Care model results in zero ventilator-associated pneumonias
Suffolk, Virginia - February 2010 - Sentara Obici Hospital recently marked three consecutive years with zero cases of ventilator-associated pneumonia (VAP) in its Intensive Care Unit (ICU). This pneumonia can develop in patients connected to a ventilator or breathing machine for 48 hours or more. VAP is considered a life-threatening infection given the patient is already critically ill.
Sentara Obici Hospital is the second Sentara hospital to initiate a model of care that has resulted in zero cases from VAPs for a three year period or more. . “This achievement recognizes the care and extraordinary commitment provided by the critical care team to all of our patients on a daily basis,” according to Marianne Walston, Director of Nursing for Emergency and Critical Care Services.
VHA, a voluntary national organization focused on healthcare financial performance through clinical excellence and supply chain management, has “blueprinted” the ventilator practices Sentara utilizes to educate healthcare organizations across the country on this model of care.
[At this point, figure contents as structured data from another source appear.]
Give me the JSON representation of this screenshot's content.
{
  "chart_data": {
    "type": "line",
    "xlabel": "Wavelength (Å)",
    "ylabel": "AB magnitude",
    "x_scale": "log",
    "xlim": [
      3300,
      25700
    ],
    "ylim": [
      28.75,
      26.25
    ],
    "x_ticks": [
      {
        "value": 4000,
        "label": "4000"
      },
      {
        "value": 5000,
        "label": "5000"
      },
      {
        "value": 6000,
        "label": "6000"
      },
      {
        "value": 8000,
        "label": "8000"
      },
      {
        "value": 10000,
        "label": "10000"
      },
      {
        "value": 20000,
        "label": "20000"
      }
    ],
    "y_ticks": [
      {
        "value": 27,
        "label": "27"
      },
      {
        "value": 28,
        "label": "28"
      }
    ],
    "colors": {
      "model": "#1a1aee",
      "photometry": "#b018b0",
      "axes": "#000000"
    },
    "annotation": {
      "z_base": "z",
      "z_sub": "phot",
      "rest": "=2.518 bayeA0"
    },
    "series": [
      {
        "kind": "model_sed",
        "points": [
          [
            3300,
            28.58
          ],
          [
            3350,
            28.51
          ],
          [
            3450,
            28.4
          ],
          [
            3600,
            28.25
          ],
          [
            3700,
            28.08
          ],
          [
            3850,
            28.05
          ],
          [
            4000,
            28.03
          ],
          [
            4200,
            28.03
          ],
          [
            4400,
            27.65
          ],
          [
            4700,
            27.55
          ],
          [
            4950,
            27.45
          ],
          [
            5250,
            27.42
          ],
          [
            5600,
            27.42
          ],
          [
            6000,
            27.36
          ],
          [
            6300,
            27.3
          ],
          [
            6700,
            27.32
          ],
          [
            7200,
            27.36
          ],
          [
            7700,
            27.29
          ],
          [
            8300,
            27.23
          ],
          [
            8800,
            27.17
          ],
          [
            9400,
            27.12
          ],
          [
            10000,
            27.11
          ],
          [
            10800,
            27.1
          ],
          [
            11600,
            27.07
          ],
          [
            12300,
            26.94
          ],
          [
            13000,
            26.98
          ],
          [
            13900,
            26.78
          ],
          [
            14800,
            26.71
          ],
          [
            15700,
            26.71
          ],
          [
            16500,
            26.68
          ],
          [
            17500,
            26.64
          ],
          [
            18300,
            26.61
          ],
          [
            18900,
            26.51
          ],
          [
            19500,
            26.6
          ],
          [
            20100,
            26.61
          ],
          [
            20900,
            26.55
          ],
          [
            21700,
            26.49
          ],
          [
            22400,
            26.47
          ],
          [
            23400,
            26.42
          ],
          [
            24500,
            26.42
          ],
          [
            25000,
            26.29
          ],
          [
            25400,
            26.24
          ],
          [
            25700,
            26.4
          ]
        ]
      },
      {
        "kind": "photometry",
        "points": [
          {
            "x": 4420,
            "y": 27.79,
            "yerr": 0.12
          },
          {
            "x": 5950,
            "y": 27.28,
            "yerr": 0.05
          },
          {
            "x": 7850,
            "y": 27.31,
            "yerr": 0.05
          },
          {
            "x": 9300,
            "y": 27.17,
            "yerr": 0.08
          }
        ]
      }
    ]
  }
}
“This milestone speaks to the superior outcomes enjoyed by some of the sickest, most frail patients at Sentara Obici Hospital,” says, Dr. Jeff Forman, Medical Director of the ICU at Sentara Obici Hospital. “Our team of physicians, nurses and respiratory therapists” always stays focused on delivering excellent patient care in the ICU and throughout the hospital.”
Hospital acquired infections not only compromise the health of the patient, but they add to the cost of health care. Much emphasis has been placed in recent years on the reduction of hospital acquired infections, many of which were at one time considered an inevitable event for many patients.
“While we celebrate this accomplishment and recognition, we also remain focused on continuing to provide the very best and safest care to our patients,” adds Forman.